Keterlibatan pengacara Marcella Santoso dan Ariyanto Bakri dalam suap tersebut, menurut Ikhwan, persoalan integritas pribadi. Ia meyakini, tidak semua pengacara melakukan hal tersebut kepada penegak hukum. “Jika hal itu terjadi (memberi suap, red), maka itu adalah masalah integritas personal yang mencoreng profesi,” ujarnya.
Lebih lanjut, Ikhwan menekankan pentingnya evaluasi menyeluruh terhadap sistem peradilan untuk memberantas praktik mafia hukum. Salah satu upaya yang ia dorong adalah pembenahan dalam proses rekrutmen hakim.
"Rekruitmen perlu dipertimbangkan untuk merekrut calon-calon hakim yang telah berpengalaman di dunia hukum misal selama 10 atau 15 tahun, bukan fresh graduate," katanya.
Ia juga mendorong perguruan tinggi hukum untuk aktif melakukan eksaminasi terhadap putusan-putusan hakim. Tujuannya bukan hanya sebagai bentuk kontrol, tetapi juga sebagai indikator dalam promosi dan rotasi hakim.
Di sisi lain, Ikhwan menilai bahwa peningkatan kesejahteraan hakim adalah hal yang tak kalah penting. Hal ini seiring dengan dilakukannya pengawasan yang lebih ketat.
Pihaknya berharap independensi hakim bukan hanya sekadar slogan belaka. Namun, diwujudkan dalam kualitas putusan yang berpijak pada logika hukum dan kebenaran. Hakim harus menjadi harapan terakhir bagi keadilan, bukan menjadi bagian dari persoalan.

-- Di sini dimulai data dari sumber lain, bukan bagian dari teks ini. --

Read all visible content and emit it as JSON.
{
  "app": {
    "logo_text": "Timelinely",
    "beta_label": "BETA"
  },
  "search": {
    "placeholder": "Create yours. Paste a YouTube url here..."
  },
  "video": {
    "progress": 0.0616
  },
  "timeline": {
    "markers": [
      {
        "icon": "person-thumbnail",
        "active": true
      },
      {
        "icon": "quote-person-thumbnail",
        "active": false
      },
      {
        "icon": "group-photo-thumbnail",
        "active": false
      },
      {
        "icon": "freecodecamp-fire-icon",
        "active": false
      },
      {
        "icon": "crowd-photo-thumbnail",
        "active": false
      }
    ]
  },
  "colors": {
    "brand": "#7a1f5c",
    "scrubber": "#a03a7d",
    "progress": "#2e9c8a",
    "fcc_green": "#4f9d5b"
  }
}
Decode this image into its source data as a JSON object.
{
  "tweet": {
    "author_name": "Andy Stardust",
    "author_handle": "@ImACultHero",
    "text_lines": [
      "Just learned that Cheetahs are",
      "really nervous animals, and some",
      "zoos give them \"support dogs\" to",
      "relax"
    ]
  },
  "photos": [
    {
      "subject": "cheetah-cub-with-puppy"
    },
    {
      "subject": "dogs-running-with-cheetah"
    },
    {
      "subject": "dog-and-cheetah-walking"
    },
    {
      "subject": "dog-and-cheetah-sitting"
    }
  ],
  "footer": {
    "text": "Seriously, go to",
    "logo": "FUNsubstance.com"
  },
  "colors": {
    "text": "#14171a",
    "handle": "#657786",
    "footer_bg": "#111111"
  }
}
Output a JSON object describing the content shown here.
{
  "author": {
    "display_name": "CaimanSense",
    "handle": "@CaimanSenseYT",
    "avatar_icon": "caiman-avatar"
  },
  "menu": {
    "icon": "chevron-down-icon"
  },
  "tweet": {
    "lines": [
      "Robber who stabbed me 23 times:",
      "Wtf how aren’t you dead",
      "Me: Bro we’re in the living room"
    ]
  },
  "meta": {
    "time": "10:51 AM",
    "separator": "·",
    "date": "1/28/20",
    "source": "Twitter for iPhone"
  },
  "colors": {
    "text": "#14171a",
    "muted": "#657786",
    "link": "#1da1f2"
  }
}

Sebanyak empat hakim dijerat dalam perkara suap itu yakni, Agam Syarif Baharuddin (ASB) dan Ali Muhtarom (AL) selaku hakim Pengadilan Negeri (PN) Jakarta Pusat; Djuyamto (DJU) selaku hakim Pengadilan Jakarta Selatan, dan Muhammad Arif Nuryanta (MAN) yang menjabat Ketua Pengadilan Negeri Jakarta Selatan. Kejaksaan juga menahan dua tersangka yang merupakan pengacara, yakni Marcella Santoso dan Ariyanto Bakri.
Adapun suap yang diberikan bertujuan untuk mengatur putusan perkara pemberian fasilitas Ekspor CPO kepada tiga korporasi yaitu, PT Wilmar Group, PT Permata Hijau Group dan PT Musim Mas Group.